O barco vai de partida, adeus ao canal de Moscovo. Agora é uma semana de barco para o relaxe total. Esqueça os grandes cruzeiros. Aqui temos solário, três barzinhos e dois restaurantes, temos umas mini-aulas de russo, concertos, shows que incluem os passageiros, DJ com clássicos pop de sempre. Mesmo que não se dance, quem pode esquecer a imagem de um par a dançar em slow o Sailing popularizado por Rod Stewart ou, momento dos momentos, a Nikita de Elton Jonh pela noite fora enquanto flutuamos no Volga? Tudo no barco é pequenino, acolhedor e familiar, passeio contra-indicado para viciados em adrenalina. A grande maioria dos passageiros é, até, sénior, confirmam-nos, e nós até nos sentimos uns jovens.

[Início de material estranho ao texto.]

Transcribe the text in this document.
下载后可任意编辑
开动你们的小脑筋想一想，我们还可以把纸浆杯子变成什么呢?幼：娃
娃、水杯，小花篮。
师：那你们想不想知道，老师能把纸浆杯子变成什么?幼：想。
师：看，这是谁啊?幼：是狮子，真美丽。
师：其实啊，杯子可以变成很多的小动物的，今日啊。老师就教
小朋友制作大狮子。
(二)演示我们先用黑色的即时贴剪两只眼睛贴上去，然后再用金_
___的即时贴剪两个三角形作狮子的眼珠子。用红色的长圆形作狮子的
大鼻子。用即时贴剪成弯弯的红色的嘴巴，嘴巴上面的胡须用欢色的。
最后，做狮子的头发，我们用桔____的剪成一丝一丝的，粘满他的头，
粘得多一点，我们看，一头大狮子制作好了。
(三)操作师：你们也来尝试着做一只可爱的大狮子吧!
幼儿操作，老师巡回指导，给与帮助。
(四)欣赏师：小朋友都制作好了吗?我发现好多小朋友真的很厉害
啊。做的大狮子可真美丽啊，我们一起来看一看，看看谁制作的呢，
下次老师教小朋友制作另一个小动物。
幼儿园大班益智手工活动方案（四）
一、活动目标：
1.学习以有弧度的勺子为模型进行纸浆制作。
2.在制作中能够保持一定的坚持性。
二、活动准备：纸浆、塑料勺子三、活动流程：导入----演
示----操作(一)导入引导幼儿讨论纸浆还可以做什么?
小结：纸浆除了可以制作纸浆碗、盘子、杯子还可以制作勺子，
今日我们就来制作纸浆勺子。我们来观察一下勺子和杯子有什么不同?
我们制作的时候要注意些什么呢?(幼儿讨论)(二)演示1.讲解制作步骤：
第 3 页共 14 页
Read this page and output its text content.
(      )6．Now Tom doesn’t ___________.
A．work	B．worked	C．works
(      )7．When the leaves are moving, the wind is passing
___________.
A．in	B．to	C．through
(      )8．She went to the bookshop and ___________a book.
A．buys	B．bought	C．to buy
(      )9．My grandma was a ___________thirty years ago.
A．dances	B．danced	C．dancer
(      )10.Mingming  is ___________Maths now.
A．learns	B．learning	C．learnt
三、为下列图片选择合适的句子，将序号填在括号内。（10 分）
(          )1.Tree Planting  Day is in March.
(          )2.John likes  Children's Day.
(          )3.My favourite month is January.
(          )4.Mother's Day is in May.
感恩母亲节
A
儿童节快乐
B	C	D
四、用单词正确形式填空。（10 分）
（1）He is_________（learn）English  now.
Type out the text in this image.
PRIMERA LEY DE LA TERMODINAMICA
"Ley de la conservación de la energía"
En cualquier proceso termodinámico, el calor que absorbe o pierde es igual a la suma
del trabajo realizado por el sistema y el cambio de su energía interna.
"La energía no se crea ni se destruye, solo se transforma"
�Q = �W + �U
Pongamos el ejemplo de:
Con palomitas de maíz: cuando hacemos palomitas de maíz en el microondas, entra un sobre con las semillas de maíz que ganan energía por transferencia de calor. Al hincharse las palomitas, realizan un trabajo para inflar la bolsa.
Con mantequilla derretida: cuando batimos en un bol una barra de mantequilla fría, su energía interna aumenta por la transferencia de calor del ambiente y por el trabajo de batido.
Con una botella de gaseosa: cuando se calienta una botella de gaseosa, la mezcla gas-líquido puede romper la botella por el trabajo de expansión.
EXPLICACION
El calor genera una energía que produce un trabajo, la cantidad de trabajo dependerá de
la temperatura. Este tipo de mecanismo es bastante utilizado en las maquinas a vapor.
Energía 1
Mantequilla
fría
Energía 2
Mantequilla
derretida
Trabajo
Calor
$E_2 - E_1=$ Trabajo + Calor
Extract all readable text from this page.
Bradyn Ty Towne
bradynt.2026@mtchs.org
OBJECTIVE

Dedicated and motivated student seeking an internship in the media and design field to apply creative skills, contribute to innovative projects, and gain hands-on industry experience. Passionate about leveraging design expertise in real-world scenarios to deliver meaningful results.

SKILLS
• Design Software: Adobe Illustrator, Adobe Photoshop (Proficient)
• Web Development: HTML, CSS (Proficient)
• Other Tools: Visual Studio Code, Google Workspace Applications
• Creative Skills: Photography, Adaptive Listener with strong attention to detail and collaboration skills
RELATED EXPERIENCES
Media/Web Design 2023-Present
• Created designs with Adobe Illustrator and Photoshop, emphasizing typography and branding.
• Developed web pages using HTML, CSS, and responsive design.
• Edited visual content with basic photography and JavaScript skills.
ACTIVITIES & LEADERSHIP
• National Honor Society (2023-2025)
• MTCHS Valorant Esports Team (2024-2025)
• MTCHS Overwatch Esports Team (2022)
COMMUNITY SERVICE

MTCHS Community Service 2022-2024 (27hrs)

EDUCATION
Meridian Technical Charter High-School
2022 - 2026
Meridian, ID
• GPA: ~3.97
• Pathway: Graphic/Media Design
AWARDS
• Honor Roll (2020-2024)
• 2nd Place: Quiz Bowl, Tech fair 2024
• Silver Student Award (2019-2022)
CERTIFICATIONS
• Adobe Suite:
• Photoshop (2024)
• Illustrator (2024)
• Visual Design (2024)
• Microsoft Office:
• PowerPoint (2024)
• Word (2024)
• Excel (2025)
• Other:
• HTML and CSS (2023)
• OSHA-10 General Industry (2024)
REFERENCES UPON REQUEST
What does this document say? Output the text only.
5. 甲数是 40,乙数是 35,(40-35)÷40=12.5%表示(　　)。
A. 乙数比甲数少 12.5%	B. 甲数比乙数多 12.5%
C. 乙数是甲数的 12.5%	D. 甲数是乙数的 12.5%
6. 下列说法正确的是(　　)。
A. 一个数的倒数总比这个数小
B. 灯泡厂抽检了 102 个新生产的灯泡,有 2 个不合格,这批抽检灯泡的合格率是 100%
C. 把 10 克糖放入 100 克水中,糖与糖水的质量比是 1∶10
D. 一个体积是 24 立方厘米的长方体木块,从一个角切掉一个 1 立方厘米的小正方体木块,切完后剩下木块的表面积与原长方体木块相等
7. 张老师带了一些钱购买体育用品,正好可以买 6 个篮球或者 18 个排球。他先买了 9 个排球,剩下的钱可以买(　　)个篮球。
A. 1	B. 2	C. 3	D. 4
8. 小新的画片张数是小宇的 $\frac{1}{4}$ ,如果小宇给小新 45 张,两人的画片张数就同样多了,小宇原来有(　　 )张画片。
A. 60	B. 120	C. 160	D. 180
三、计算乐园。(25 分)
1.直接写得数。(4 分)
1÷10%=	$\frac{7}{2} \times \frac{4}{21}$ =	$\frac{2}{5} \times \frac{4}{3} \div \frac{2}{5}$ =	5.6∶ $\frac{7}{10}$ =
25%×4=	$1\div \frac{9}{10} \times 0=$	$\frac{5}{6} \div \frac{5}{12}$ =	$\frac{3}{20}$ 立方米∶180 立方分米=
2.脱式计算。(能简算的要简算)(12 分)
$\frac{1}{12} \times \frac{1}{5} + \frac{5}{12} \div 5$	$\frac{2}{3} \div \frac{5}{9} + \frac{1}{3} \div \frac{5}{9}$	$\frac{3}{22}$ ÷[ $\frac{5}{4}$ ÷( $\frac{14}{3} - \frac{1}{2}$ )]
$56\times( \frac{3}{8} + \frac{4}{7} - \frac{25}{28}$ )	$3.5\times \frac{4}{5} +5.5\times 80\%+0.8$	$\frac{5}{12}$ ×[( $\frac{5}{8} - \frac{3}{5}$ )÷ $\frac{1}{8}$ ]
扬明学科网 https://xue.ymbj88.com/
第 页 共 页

Esta vai ser uma semana de sossego, a ver as margens passarem, o barco a cortar as águas devagarinho, uma vegetação mais rasteira que frondosa, aqui e ali, de vez em quando, um vilarejo, uma fábrica, uma ruína, umas crianças que nos dizem adeus de um cais, um agricultor seminu a cavar sob a torreira do sol. Uma paz minimal. E é mesmo um descanso, até porque os passeios a terra, um por dia, são curtos, duas ou três horas. O resto é contemplação. E comida, que, claro, praticamente todas as refeições são a bordo e vão exemplificando, na medida do possível, a cozinha russa. 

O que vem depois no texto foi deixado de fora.